The approximate number of bodies found piled up at the Piedmont Street revolving door entry: 200
The approximate number of bodies found at the in-swinging Broadway entry: 100
The number of victims received in one hour by Boston City Hospital (the highest admission rate ever recorded by a hospital in the U.S.): 300
The years served by Cocoanut Grove owner, Barney Welansky, of a 12-to-15-year sentence for involuntary manslaughter before being pardoned for health reasons: 3.5
Cocoanut Grove: Estimated Path of Fire and Timeline
A calamitous event like Cocoanut Grove doesn’t just happen. In this case, years of unethical behavior and negligence laid the groundwork for what would become the deadliest nightclub fire in U.S. history. The lion’s share of the blame was attributed to the following factors: a total disregard of local fire regulations and building codes; a politically-connected club owner who sought maximum profits by regularly exceeding the nightclub’s legal capacity (all while cutting corners on the quality of construction, wiring, and interior finishes); and city inspectors—corrupt at worst, inept at best—who signed off on the veracity of the building’s safety.
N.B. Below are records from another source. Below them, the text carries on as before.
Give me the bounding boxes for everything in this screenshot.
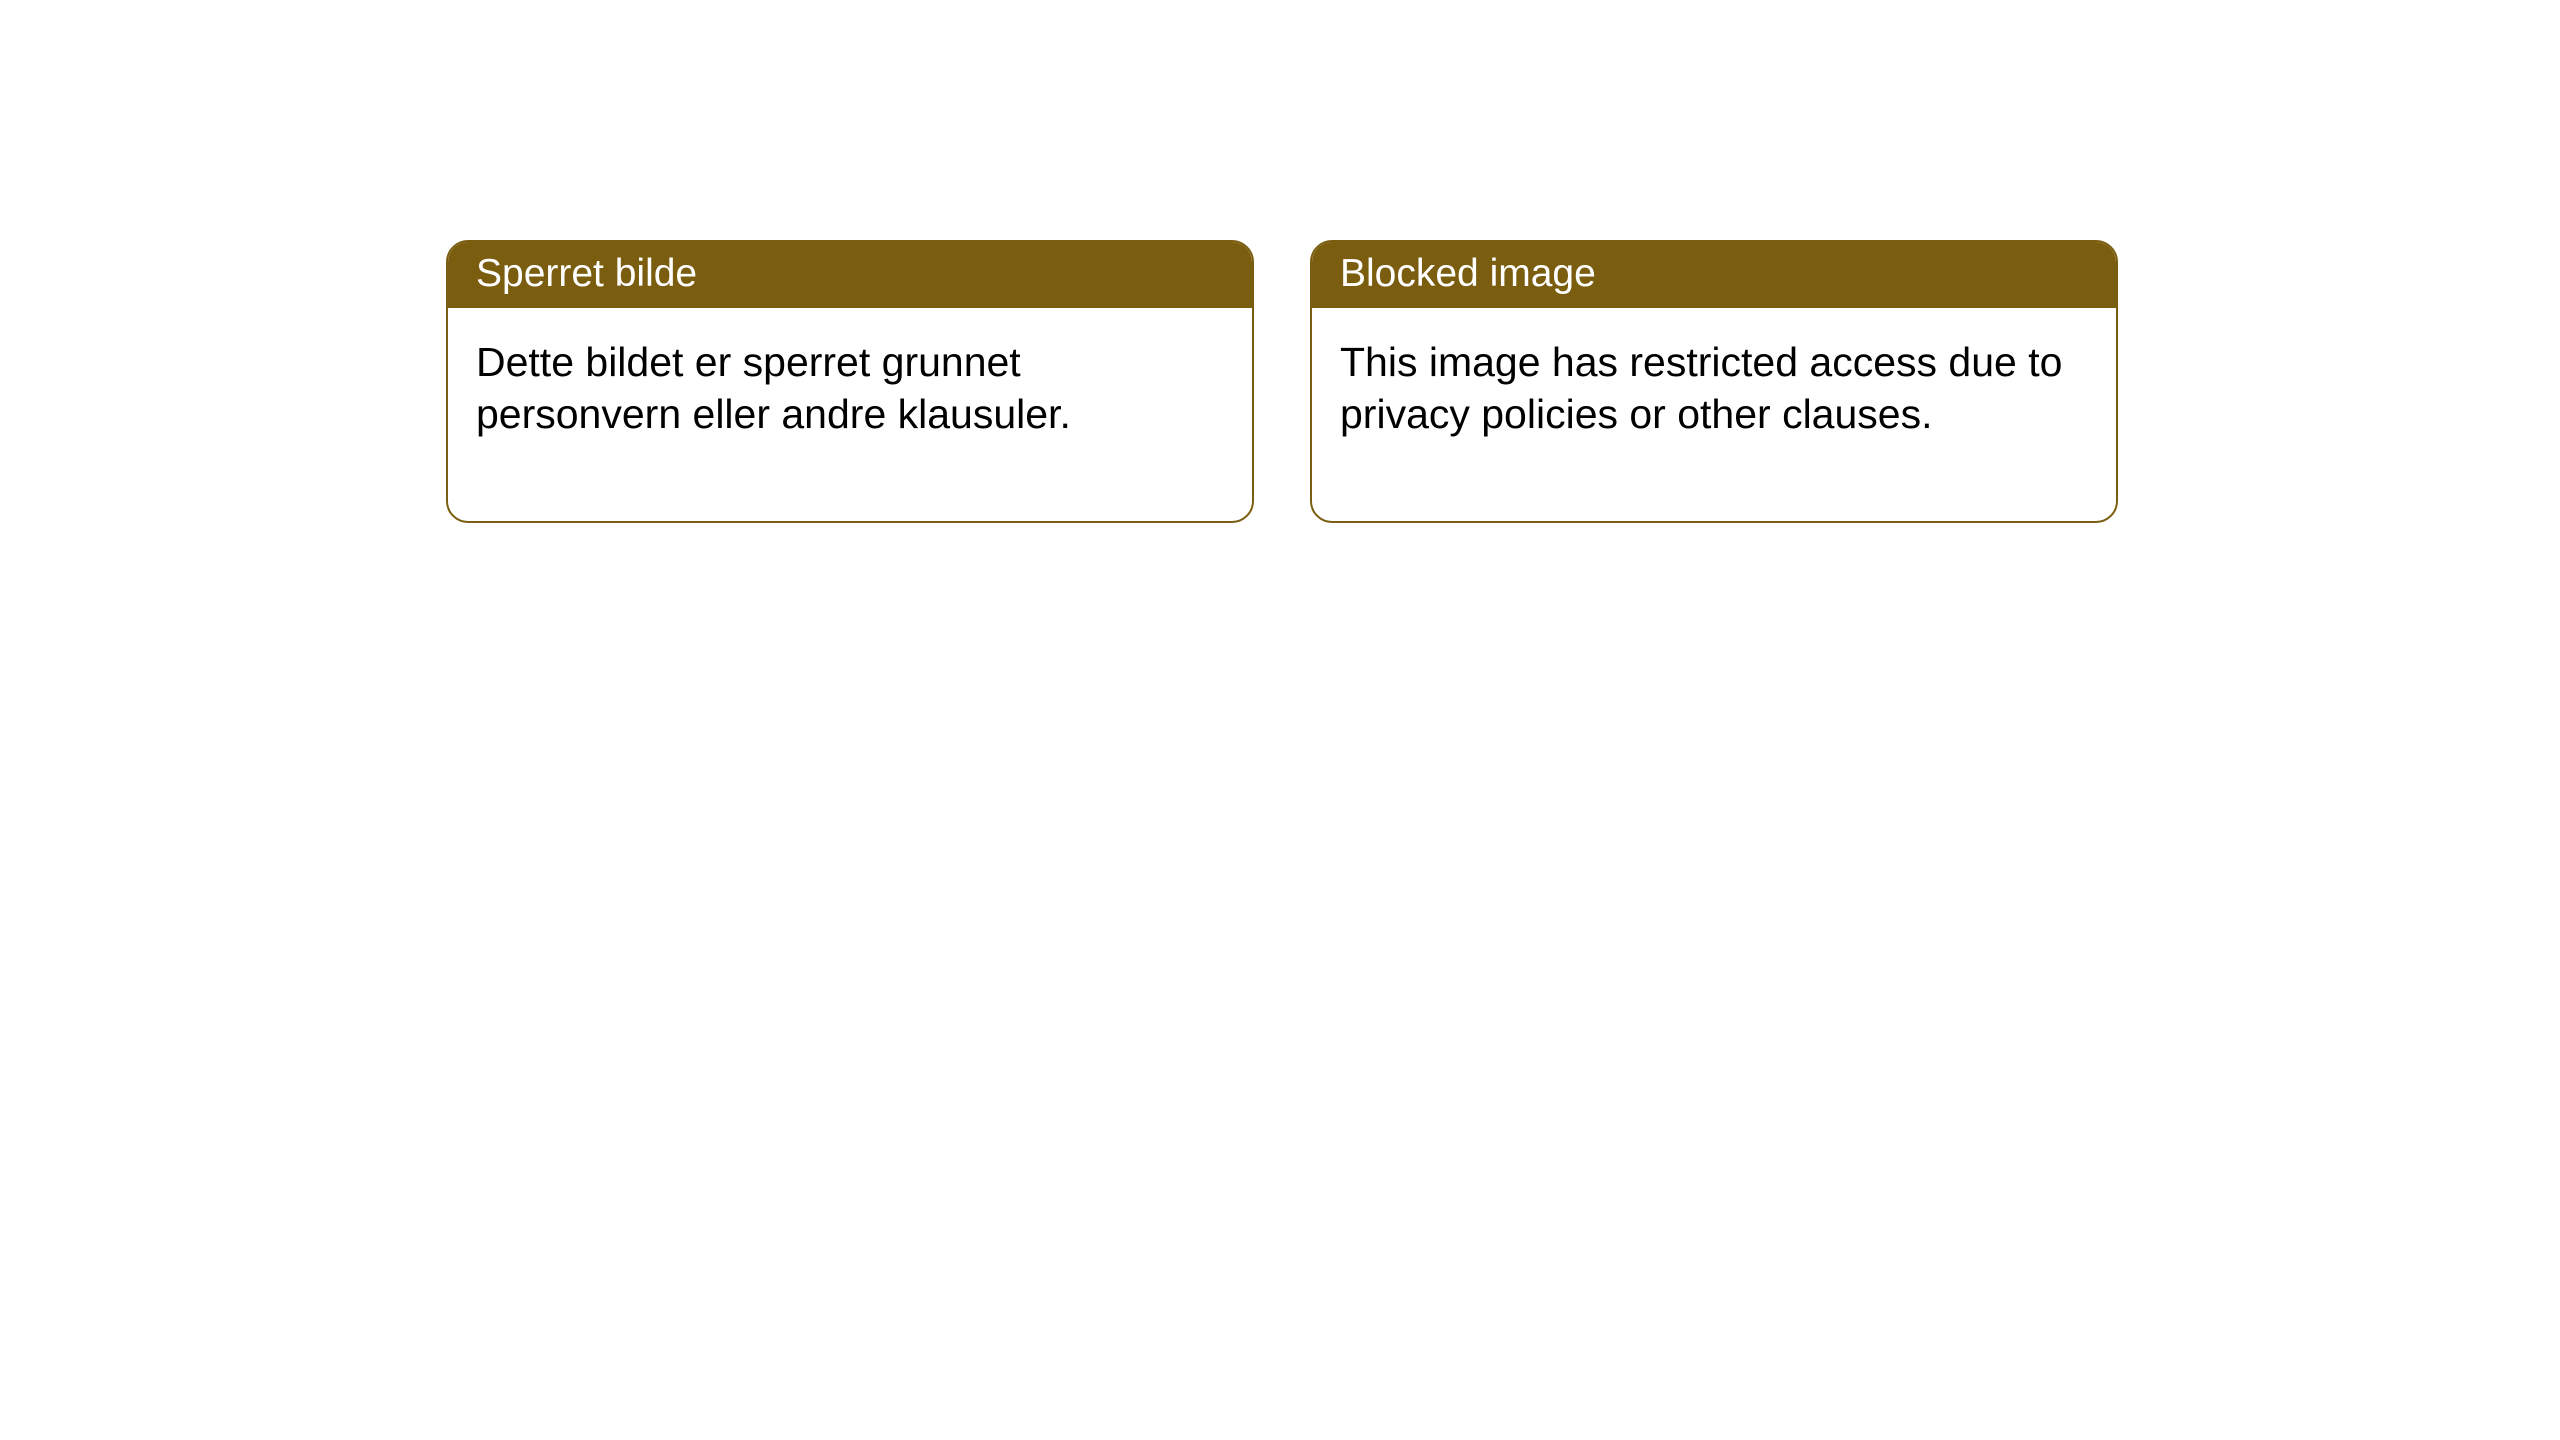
notice-body-text: Dette bildet er sperret grunnet personve… — [476, 339, 1071, 437]
notice-container: Sperret bilde Dette bildet er sperret gr… — [446, 240, 2118, 523]
notice-title: Blocked image — [1340, 252, 1596, 295]
notice-body: This image has restricted access due to … — [1312, 308, 2116, 521]
notice-card-norwegian: Sperret bilde Dette bildet er sperret gr… — [446, 240, 1254, 523]
notice-body-text: This image has restricted access due to … — [1340, 339, 2062, 437]
notice-header: Sperret bilde — [448, 242, 1252, 308]
notice-header: Blocked image — [1312, 242, 2116, 308]
notice-body: Dette bildet er sperret grunnet personve… — [448, 308, 1252, 521]
notice-card-english: Blocked image This image has restricted … — [1310, 240, 2118, 523]
notice-title: Sperret bilde — [476, 252, 697, 295]
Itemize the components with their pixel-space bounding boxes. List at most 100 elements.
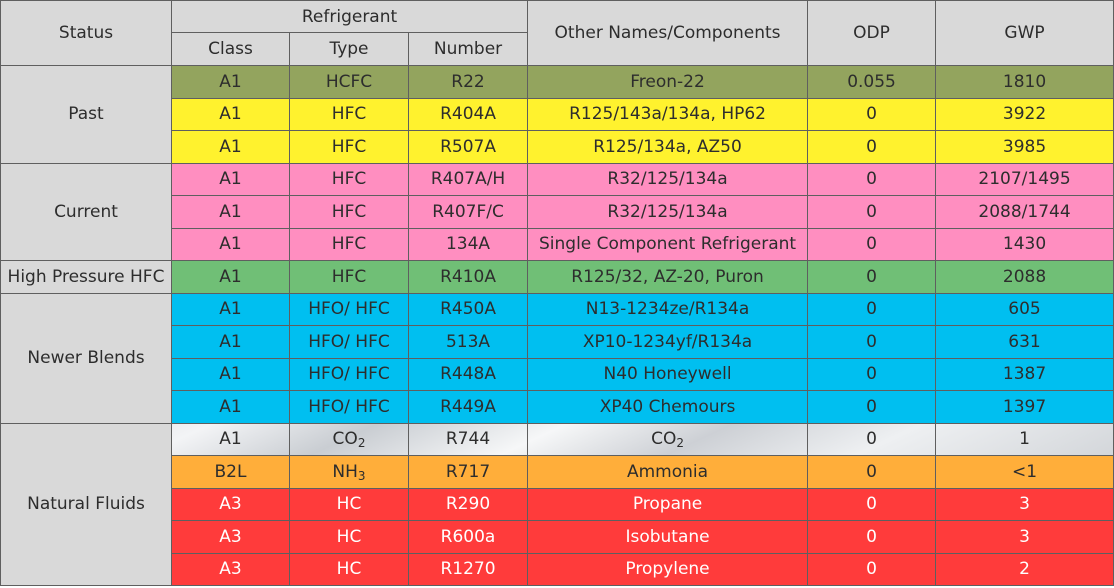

According to the official Boston Fire Department report, the fire began at 10:15 p.m. in an artificial palm tree in the basement lounge. Within two minutes, it had spread to the room’s suspended cloth ceiling, gained momentum, and crossed the 35-by-55-foot space toward the stairway—the only public exit from the basement room. Fire Commissioner William Reilly wrote, “The fire did not burn itself out in the Melody Lounge primarily because in that confined space it lacked sufficient oxygen for complete combustion and lacked also adequate means for dissipation of heat produced by the partial combustion … instead, it projected a large quantity of extremely hot, partially burned but still inflammable, gasses toward and up the stairs.” (The Melody Lounge’s décor included rattan, bamboo, unfinished wood walls, light fixtures with low-wattage bulbs in placed in cocoanut shells, and a suspended cloth ceiling that, according to Reilly’s report, may have contained “pyroxylin”—a highly flammable nitrocellulose compound used to make munitions and celluloid or "nitrate film" for early motion pictures.)
Within seconds, the fire had flashed past the first-floor foyer and into the main dining room. By 10:20 p.m., it had traversed the grade-floor level to the Broadway entrance, some 225 feet away. A tremendous amount of energy was released in a short time period. Witnesses described the flame as a “ball of fire traveling below the ceiling” and that it was “yellowish” and “blueish” in color—a possible indication of incomplete combustion. (The décor in the grade-level rooms included a mix of rattan, artificial palm fronds, suspended cloth ceilings, and faux leather, or “leatherette,” wall coverings and upholstered furniture; the burning leatherette contributed to the toxicity of the smoke).
Officially, the Boston Fire Department report lists the “cause or causes” of the fire as “being of unknown origin.”